Why did MSNBot not crawl my site?  The answer to this is not straightforward so I will mention a couple of things that are worth  considering. The first is to determine whether your pages are crawler friendly.  An example of a page that might look “unfriendly” to a crawler is one that looks like this: http://www.somesite.com/info/default.aspx?view=22&tab=9&pcid=81-A4-76&section=848&origin=msnsearch&cookie=false.  When MSNBot looks at this URL it gets scared (well, not really it’s a machine not a human so it doesn’t have feelings).  The algorithm starts to wonder whether it is going to get stuck in a loop endlessly crawling every single permutation of the query parameters.  Thus, URL’s with many (definitely more than 5) query parameters have a very low chance of ever being crawled. Another thing to consider is whether we can find your page.  If we need to traverse through eight pages on your site before finding leaf pages that nobody but yourself points to, MSNBot might choose not to go that far.  This is why many people recommend creating a site map and we would as well.  Lastly, you can also use this tool to Submit your URL to MSN Search.


You crawled my site, so why can’t I find it in your search index?

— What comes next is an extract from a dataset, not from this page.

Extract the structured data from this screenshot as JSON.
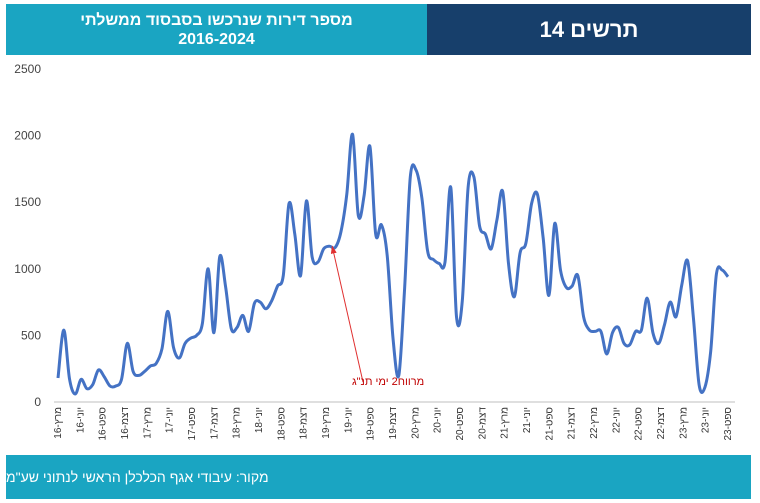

This is one is a little bit easier.  The reason that this is most likely happening is that we are detecting the page as spam when we analyze the page to build our index.   How can you make sure that this does not happen?  The best thing to do is to not spam us.  On our site owners help we talk about some of the things that we consider spam.  In case you have not read it here is a quick refresher: dirty javascript redirects, stuffing alt text, white on white links, off topic links etc.  We take this stuff very seriously and we are continuously working to improve our spam detection — we still have room for improvement.  The reason that we take this seriously is that web spam threatens our entire industry.  To the extent that spam is successful people will not be able to turn to search engines to find what they are looking for.

Lastly, a brief moment on peanut butter — why is it that we stop liking peanut butter after like 8th grade? Or is it just me?  I have not had a peanut butter and jelly sandwich for the longest time.  This morning I had one.  Yummy.  Here’s to peanut butter.

Eytan Seidman, Program Manager